Have you or do you plan to tell your ...

iVillage Member
Registered: 03-01-2009
Have you or do you plan to tell your ...
3
Fri, 02-26-2010 - 4:49pm

Have you or do you plan to tell your spouse about your affair?



  • Yes, I've told
  • Yes, it's the only way I will stick with NC with AP
  • Yes, I haven't yet, but plan to tell him/her
  • My spouse discovered it for him/herself
  • No


You will be able to change your vote.


iVillage Member
Registered: 03-01-2009
Fri, 02-26-2010 - 4:52pm
I'm just curious how many tell their spouses about what they've done when they come to realize the A is no longer what they want. Feel free to post the reasons you do or do not tell. I personally told because I had a conversation with x-AP's wife, and I knew there'd be a possibility my H would find out. I couldn't have him find out from anyone but me. Also, it helped me move on from AP. I will never be able to contact him again.
iVillage Member
Registered: 12-11-2009
Sat, 02-27-2010 - 11:44am
I have not told H. He does know that I went to dinner with xap once and lied about where I was.

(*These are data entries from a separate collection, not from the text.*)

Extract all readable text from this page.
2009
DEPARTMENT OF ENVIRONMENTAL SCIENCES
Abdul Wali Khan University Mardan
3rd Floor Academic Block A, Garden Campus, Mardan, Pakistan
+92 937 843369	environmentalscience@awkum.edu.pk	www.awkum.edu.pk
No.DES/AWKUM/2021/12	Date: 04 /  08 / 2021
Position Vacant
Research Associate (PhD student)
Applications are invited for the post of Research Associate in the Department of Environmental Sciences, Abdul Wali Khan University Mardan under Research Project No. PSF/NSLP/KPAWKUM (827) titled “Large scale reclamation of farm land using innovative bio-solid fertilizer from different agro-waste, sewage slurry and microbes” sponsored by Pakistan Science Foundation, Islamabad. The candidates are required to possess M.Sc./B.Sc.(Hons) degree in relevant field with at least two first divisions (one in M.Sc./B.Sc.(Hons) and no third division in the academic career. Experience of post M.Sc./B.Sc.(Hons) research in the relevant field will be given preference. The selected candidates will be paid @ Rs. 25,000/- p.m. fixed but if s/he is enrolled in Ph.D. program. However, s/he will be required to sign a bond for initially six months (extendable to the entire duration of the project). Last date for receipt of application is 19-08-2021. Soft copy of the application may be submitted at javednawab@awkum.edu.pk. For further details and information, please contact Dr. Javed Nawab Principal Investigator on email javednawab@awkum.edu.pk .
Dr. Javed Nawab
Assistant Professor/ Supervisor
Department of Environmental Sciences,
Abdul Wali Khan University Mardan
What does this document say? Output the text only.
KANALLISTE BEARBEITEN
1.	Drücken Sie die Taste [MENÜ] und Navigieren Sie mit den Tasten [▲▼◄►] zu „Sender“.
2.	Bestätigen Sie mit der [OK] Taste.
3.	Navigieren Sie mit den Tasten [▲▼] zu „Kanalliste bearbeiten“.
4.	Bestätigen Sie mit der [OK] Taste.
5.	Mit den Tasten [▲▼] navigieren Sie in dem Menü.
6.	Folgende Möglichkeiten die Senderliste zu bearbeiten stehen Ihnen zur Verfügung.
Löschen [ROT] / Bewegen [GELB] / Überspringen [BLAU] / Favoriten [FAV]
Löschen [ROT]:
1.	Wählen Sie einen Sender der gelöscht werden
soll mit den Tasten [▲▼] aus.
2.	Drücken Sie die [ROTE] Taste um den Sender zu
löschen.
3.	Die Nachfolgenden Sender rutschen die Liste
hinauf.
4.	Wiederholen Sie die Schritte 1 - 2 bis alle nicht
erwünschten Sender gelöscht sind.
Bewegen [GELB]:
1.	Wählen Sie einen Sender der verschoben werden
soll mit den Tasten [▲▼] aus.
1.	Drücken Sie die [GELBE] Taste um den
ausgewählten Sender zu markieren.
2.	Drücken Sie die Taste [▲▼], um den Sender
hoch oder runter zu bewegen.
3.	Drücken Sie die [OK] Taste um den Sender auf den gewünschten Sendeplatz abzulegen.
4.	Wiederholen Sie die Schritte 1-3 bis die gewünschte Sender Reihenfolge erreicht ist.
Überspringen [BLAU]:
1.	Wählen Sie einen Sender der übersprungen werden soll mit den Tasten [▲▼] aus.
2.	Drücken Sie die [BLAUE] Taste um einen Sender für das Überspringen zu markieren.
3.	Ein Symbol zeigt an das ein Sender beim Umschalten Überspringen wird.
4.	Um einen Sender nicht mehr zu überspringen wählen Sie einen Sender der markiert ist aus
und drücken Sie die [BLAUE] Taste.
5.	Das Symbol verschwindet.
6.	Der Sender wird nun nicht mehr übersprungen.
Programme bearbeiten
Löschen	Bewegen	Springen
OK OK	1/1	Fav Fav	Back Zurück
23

The A started 2 years ago. It lasted about a year. I ended the A a year ago and on 3 different occasions contact was made and new wounds opened. I haven't had contact for 6 weeks now. As for my H, he hasn't been the same since finding out about the secret dinner and suspected something was going on, but never knew anything else. Since finding out about the dinner he has become a very different man. Extremely helpful, doting to the point of nausea, insecure, etc., etc. He was obviously devastated by my actions. Telling him would probably make me feel better, relieve my guilt, help me sleep better, but I know it would absolutely crush him probably to the point of no repair. So I continue to mourn this loss with the help of you ladies and I pray that H never finds out about what really happened. Right now I still have the respect of my three grown children and we are all together as a family quite often. I can't and don't even want to imagine what life would be like for me right now had my H and children found out the truth. Thank you God for second chances. Another big regret that I have is confiding in a couple of friends of mine about the A. They were there for me when I needed them, but have since pretty much kicked me to the curb. They never call to get together anymore and when I try to make plans with them, they have other plans. And it's not because I want to continue discussing the A, I told them both a long time ago that the subject was off limits and that I'm working hard at my marriage now. I don't know if I'm being paranoid or what. Sometimes I wonder if they shared the news with their H and their H don't want them around me. I'm not sure how to ask them. I could really use girlfriend time. Any suggestions? Also, for those of you ladies who H don't know about A, how are you handling the guilt and pain all alone???
Thank you "work at home" for starting this thread and so sorry for changing the subject in a couple of spots.
Actingasif
iVillage Member
Registered: 03-01-2009
Sat, 02-27-2010 - 7:20pm

I'm so sorry you are dealing with the pain and guilt on your own. From the way your H reacted to dinner, I'd say you are right not to tell him. I thought me telling my H might end my marriage, but so far (only a week after telling, though) we are trying to get through it. My A only lasted about a month in total which is probably the reason we are not separated right now. H made it perfectly clear that any longer and he wouldn't be around right now.


As for your friends, I am sorry to hear that, too. If they were church friends, you might have been misguided to share the info with them. I only shared the info with a friend who I knew had been in my situation previously. Even so, she was extremely judgmental and harsh about the whole thing. You could be right about your GF's husbands.